Re: [tied] Old Rus' of the many "nationes"

From: Alexander Stolbov
Message: 11476
Date: 2001-11-24

----- Original Message -----
From: "george knysh" <gknysh@...>
To: <cybalist@yahoogroups.com>
Sent: Saturday, November 24, 2001 5:41 PM
Subject: Re: [tied] Old Rus' of the many "nationes"


>
> --- Sergejus Tarasovas <S.Tarasovas@...>
> wrote:
> > --- In cybalist@..., "Alexander Stolbov"
> > <astolbov@...> wrote:
> >> > BTW, in Northern Russian dialects "dunaj" means
> > "brook, small
> > stream".
>
> ****GK: According to my sources, it has similar
> meanings in Ukrainian and Polish (and other ones as
> well, but all related to "water").
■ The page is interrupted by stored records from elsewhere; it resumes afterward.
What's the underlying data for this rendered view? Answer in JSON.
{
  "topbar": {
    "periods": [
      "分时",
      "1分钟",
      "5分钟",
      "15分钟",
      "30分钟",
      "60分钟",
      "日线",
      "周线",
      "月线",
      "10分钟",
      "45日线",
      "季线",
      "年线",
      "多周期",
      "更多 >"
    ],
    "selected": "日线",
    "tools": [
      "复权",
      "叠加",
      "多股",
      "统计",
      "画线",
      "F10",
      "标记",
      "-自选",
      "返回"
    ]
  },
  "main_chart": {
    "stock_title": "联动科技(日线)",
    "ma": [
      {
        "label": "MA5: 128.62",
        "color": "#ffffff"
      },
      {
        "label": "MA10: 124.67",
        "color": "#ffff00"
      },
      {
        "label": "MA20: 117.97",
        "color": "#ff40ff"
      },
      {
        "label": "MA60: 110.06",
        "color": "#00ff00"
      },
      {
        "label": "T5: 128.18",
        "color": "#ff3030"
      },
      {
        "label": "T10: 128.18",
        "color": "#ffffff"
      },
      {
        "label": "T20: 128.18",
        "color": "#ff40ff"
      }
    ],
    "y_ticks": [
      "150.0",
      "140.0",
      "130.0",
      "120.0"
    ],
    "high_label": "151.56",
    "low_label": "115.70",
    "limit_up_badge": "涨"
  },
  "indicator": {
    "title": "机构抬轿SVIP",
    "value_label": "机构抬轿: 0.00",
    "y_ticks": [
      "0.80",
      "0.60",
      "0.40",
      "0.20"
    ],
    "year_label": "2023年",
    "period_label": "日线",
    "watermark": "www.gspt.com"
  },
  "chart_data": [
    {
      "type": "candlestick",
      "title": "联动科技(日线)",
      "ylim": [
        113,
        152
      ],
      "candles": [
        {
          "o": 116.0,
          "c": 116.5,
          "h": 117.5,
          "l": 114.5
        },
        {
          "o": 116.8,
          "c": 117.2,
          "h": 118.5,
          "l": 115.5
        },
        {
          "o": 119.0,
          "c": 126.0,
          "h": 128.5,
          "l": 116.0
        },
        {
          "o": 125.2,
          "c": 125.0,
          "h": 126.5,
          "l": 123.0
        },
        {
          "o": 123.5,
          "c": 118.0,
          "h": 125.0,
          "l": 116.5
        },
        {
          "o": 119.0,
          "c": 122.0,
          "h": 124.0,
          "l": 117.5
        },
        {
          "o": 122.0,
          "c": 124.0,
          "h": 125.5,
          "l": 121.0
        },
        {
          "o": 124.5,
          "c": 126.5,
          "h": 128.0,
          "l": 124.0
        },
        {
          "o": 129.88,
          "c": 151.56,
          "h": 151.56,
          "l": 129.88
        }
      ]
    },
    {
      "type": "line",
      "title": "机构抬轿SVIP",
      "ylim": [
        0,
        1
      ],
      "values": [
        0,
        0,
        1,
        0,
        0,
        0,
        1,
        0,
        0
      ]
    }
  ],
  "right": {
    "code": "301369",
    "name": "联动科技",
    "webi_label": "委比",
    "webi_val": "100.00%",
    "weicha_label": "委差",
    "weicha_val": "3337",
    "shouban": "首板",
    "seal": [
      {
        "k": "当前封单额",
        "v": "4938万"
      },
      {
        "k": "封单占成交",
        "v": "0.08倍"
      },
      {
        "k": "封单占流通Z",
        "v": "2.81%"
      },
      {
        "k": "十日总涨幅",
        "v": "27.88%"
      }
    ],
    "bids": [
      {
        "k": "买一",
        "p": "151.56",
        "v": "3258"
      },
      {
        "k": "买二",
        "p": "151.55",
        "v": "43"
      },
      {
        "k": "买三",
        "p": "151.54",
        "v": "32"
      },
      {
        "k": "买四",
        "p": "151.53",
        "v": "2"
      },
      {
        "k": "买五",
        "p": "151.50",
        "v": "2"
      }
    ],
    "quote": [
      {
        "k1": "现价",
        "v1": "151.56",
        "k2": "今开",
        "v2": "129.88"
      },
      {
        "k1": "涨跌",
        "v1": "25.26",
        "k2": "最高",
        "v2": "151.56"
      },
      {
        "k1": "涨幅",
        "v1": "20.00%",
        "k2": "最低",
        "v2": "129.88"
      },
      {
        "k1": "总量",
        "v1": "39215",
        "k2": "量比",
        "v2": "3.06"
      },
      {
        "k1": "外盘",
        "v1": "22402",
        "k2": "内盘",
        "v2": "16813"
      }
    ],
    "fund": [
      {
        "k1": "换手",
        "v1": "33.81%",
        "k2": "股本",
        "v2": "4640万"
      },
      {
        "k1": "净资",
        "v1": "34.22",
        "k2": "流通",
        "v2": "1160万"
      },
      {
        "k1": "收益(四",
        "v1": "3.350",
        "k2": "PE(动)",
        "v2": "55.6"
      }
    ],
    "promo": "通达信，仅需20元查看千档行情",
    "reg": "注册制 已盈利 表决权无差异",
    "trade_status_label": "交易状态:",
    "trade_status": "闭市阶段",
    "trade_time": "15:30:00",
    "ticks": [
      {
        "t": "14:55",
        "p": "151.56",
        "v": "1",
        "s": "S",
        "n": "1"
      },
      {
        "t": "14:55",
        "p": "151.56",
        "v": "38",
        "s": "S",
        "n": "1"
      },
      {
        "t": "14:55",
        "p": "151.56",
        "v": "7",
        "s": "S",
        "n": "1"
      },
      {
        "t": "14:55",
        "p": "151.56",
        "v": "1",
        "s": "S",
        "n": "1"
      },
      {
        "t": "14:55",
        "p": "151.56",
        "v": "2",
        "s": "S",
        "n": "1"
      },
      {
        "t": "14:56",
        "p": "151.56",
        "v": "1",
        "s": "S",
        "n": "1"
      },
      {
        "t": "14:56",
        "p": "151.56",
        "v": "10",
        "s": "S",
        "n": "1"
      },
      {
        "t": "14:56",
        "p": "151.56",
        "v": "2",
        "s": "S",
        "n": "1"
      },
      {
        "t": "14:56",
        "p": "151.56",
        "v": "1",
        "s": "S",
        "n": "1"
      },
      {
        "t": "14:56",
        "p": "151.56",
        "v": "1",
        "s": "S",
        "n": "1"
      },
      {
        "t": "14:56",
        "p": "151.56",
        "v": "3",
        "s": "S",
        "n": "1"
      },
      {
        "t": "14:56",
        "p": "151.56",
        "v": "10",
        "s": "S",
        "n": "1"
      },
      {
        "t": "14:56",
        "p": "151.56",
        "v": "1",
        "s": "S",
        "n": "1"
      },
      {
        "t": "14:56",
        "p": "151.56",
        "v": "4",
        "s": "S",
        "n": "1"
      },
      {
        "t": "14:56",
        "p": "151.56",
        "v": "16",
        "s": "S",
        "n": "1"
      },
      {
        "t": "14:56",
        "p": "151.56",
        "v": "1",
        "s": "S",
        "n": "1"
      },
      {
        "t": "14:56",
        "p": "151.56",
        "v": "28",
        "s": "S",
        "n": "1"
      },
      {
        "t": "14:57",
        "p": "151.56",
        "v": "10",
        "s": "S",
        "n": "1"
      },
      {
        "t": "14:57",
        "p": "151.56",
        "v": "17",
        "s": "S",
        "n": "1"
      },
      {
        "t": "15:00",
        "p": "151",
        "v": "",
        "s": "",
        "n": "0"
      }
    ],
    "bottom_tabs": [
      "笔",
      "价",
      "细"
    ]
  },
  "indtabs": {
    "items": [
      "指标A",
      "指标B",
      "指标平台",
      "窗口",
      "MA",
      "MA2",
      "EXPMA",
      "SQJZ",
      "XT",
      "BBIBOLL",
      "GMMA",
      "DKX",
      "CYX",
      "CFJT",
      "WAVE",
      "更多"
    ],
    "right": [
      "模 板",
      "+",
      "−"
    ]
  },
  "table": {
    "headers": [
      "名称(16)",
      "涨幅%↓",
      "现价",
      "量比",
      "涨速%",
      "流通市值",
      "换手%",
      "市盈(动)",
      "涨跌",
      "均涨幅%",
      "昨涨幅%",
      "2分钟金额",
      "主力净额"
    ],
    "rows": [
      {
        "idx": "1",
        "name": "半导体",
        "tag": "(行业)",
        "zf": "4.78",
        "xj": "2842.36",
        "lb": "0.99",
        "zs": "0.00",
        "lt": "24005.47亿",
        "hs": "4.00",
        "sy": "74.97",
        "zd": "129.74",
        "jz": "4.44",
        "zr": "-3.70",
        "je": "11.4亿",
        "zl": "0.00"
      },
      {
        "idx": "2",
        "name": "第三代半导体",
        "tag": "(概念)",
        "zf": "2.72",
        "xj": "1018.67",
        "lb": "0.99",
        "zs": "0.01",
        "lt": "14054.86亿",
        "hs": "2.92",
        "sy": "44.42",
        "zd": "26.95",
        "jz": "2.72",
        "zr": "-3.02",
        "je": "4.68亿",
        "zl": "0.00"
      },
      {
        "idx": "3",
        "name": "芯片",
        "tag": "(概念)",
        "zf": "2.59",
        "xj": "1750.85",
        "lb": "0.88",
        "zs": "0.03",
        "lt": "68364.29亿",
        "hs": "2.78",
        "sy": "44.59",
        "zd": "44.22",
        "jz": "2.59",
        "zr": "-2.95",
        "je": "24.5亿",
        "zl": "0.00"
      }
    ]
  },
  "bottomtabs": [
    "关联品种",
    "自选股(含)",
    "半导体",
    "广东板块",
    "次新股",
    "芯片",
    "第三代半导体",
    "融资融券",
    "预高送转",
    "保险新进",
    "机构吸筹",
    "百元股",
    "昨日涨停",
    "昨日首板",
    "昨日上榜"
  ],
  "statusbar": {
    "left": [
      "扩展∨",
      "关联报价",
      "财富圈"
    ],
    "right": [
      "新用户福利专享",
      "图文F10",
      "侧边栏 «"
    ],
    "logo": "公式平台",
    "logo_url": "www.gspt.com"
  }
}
Seems pretty
> ubiquitous. There is also a little river "Dunaj" in
> Southern Poland, as well as others in the area of the
> Notec and of the Warta****
>
> > >(AS) In the basin of Dnieper there are a lot of
> rivers
> > with names
> > Dunaets and
> > > Dunavets.
>
> *****GK: And "Dunajchyk", "Sukhyj Dunajets" et
> sim.****
>
> > > >(ST) The Dnieper is first mentioned in a Greek
> source
> > in the form
> > > > Da'napris.
> > >
> > > [A.S.]
> > > Do you mean Periplus Ponti Euxini? Unfortunately I
> > know almost
> > nothing about
> > > this source. In which context Danapris was
> > mentioned there?
>
> ****GK: This seems to be a "handbook for sailors" acc.
> to my sources. Dated variously from the 4th or 5th c.
> A.D. Haven't seen it, but it sounds similar to Pliny's
> sequences of towns and rivers. That is also the source
> which offers the "Zoroastrian" name of Crimean
> Theodosia (=Artabda).*****

Then it must has been the Gothic form of the name.

So we have the Dnieper-cluster of variants of the hydronyme in Baltic and
Slavic languages and + in Gothic. We may think that Goths borrowed this name
from local tribes whom they met at Upper or rather Middle Dnieper.

For Lower Dnieper we have the Borysthene-cluster of variants of the name.
Greek Borysthene itself (from an Scythian or Kimmerian not attested form ?),
Pecheneg Baroux, Hunnic Var, and perhaps Erac.

Thus we have 2 different series of the Dnieper name: Dnieper-like one for
the forest Upper part and Borysthene-like one for the steppe Lower part.
Middle and Upper Dnieper is said to be inhabited by Baltic tribes since the
Middle Bronze Age till the middle of the 1st mill. AD. That's why I'd find
it quite logical if it appeared that Dnieper is a form of the Baltic origin
and Borysthene - of the Indo-Iranian one.